Says James West, Head of Policy at Compassion in World Farming:

“It’s appalling that the UK Government has not delivered in a number of areas of animal protection post-Brexit. Not only did they  promise to ban the cruel live exports trade, they also pledged to improve farmed animal welfare through the reform of farm subsidies but substantial progress in this area was lacking. The Government must ensure that post-Brexit farm policy delivers the benefits for animals that were promised. Despite it being seven years since the referendum, the Government simply hasn’t made this a priority and must.”

In terms of captive and free-living wild animals, progress has been almost non-existent, says Born Free’s Head of Policy Dr Mark Jones:

“While the protections for wild animals under EU law have been largely retained, commitments on biodiversity protection and recovery have been diluted and delivered late and promises to address welfare issues affecting both free-living and captive wild animals remain largely unfulfilled.

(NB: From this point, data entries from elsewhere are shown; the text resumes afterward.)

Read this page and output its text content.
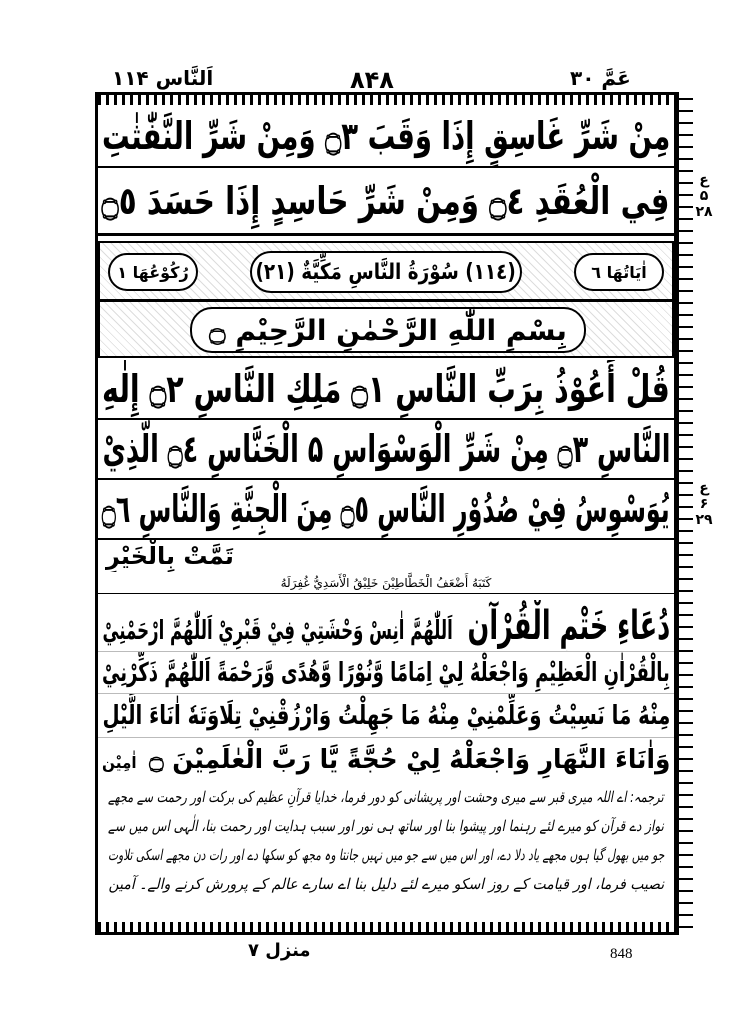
اَلنَّاس ۱۱۴	۸۴۸	عَمَّ ۳۰
ع
۵
۲۸
ع
۶
۲۹
مِنْ شَرِّ غَاسِقٍ إِذَا وَقَبَ ۝٣ وَمِنْ شَرِّ النَّفّٰثٰتِ
فِي الْعُقَدِ ۝٤ وَمِنْ شَرِّ حَاسِدٍ إِذَا حَسَدَ ۝٥
اٰيَاتُهَا ٦
(١١٤) سُوْرَةُ النَّاسِ مَكِّيَّةٌ (٢١)
رُكُوْعُهَا ١
بِسْمِ اللّٰهِ الرَّحْمٰنِ الرَّحِيْمِ ۝
قُلْ أَعُوْذُ بِرَبِّ النَّاسِ ۝١ مَلِكِ النَّاسِ ۝٢ إِلٰهِ
النَّاسِ ۝٣ مِنْ شَرِّ الْوَسْوَاسِ ۵ الْخَنَّاسِ ۝٤ الَّذِيْ
يُوَسْوِسُ فِيْ صُدُوْرِ النَّاسِ ۝٥ مِنَ الْجِنَّةِ وَالنَّاسِ ۝٦
تَمَّتْ بِالْخَيْرِ
كَتَبَهُ أَضْعَفُ الْخَطَّاطِيْنَ خَلِيْقُ الْأَسَدِيُّ غُفِرَلَهُ
دُعَاءِ خَتْمِ الْقُرْآن اَللّٰهُمَّ اٰنِسْ وَحْشَتِيْ فِيْ قَبْرِيْ اَللّٰهُمَّ ارْحَمْنِيْ
بِالْقُرْاٰنِ الْعَظِيْمِ وَاجْعَلْهُ لِيْ اِمَامًا وَّنُوْرًا وَّهُدًى وَّرَحْمَةً اَللّٰهُمَّ ذَكِّرْنِيْ
مِنْهُ مَا نَسِيْتُ وَعَلِّمْنِيْ مِنْهُ مَا جَهِلْتُ وَارْزُقْنِيْ تِلَاوَتَهٗ اٰنَاءَ الَّيْلِ
وَاٰنَاءَ النَّهَارِ وَاجْعَلْهُ لِيْ حُجَّةً يَّا رَبَّ الْعٰلَمِيْنَ ۝ اٰمِيْن
ترجمہ: اے اللہ میری قبر سے میری وحشت اور پریشانی کو دور فرما، خدایا قرآنِ عظیم کی برکت اور رحمت سے مجھے
نواز دے قرآن کو میرے لئے رہنما اور پیشوا بنا اور ساتھ ہی نور اور سبب ہدایت اور رحمت بنا، الٰہی اس میں سے
جو میں بھول گیا ہوں مجھے یاد دلا دے، اور اس میں سے جو میں نہیں جانتا وہ مجھ کو سکھا دے اور رات دن مجھے اسکی تلاوت
نصیب فرما، اور قیامت کے روز اسکو میرے لئے دلیل بنا اے سارے عالم کے پرورش کرنے والے۔ آمین
منزل ۷	848
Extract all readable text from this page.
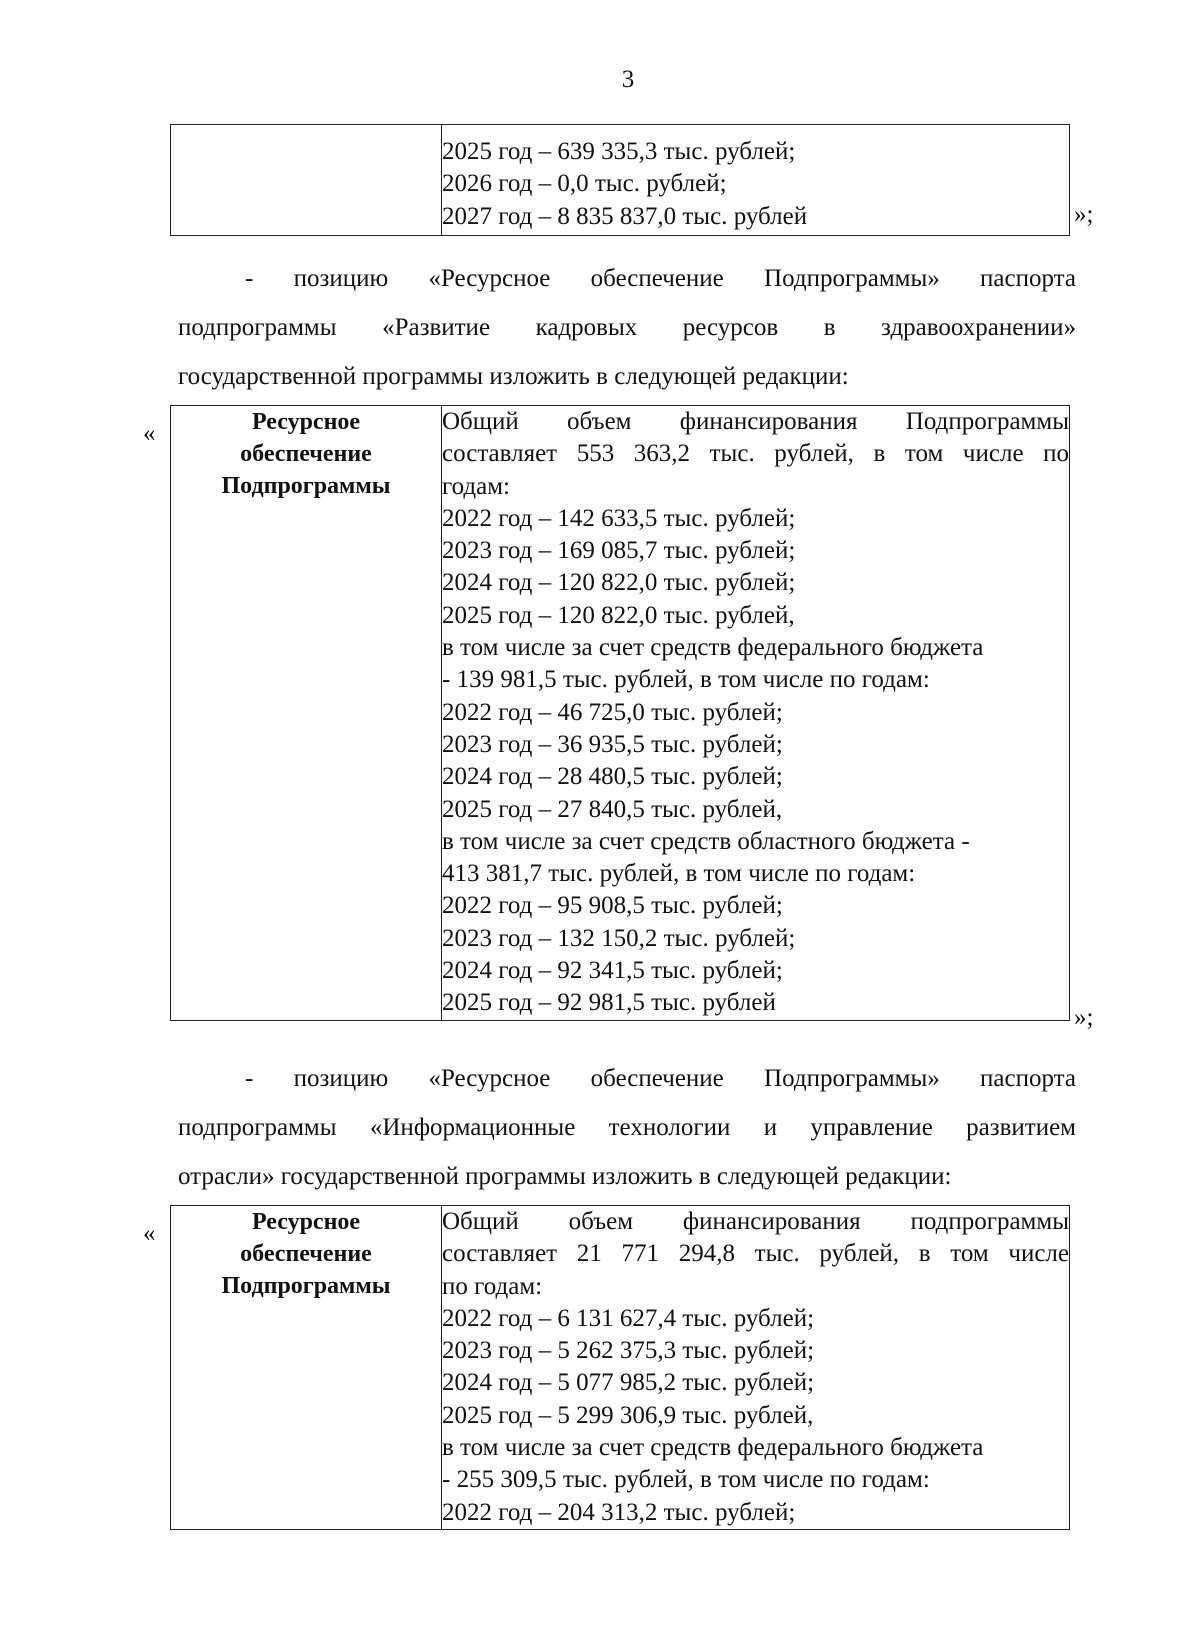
3

2025 год – 639 335,3 тыс. рублей;
2026 год – 0,0 тыс. рублей;
2027 год – 8 835 837,0 тыс. рублей	»;
- позицию «Ресурсное обеспечение Подпрограммы» паспорта
подпрограммы «Развитие кадровых ресурсов в здравоохранении»
государственной программы изложить в следующей редакции:
«	Ресурсное
обеспечение
Подпрограммы

Общий объем финансирования Подпрограммы
составляет 553 363,2 тыс. рублей, в том числе по
годам:
2022 год – 142 633,5 тыс. рублей;
2023 год – 169 085,7 тыс. рублей;
2024 год – 120 822,0 тыс. рублей;
2025 год – 120 822,0 тыс. рублей,
в том числе за счет средств федерального бюджета
- 139 981,5 тыс. рублей, в том числе по годам:
2022 год – 46 725,0 тыс. рублей;
2023 год – 36 935,5 тыс. рублей;
2024 год – 28 480,5 тыс. рублей;
2025 год – 27 840,5 тыс. рублей,
в том числе за счет средств областного бюджета -
413 381,7 тыс. рублей, в том числе по годам:
2022 год – 95 908,5 тыс. рублей;
2023 год – 132 150,2 тыс. рублей;
2024 год – 92 341,5 тыс. рублей;
2025 год – 92 981,5 тыс. рублей
»;
- позицию «Ресурсное обеспечение Подпрограммы» паспорта
подпрограммы «Информационные технологии и управление развитием
отрасли» государственной программы изложить в следующей редакции:
«	Ресурсное
обеспечение
Подпрограммы

Общий объем финансирования подпрограммы
составляет 21 771 294,8 тыс. рублей, в том числе
по годам:
2022 год – 6 131 627,4 тыс. рублей;
2023 год – 5 262 375,3 тыс. рублей;
2024 год – 5 077 985,2 тыс. рублей;
2025 год – 5 299 306,9 тыс. рублей,
в том числе за счет средств федерального бюджета
- 255 309,5 тыс. рублей, в том числе по годам:
2022 год – 204 313,2 тыс. рублей;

The failure by the Government to deliver the key elements for wild animals contained in the now defunct Animals Abroad and Kept Animals Bills leaves both captive and free-living wild animals in limbo, relying on precarious Private Members’ Bills and vague promises that some elements will be taken forward through other legislative mechanisms.” 

David Bowles, RSPCA Head of Public Affairs, said: 

"The Government recognised the huge opportunities to do better for animals post-Brexit and pledged to be a world leader in animal welfare. But instead of exporting our higher standards to the rest of the world, we have continued to open our own doors to suffering, whether it is importing dogs with cropped ears, puppies from abroad, keeping primates as pets or through our trade deals. Government must stop chipping away at our hard-worn protections for animals and deliver what was promised - that all animals will receive the care, protection and respect they deserve."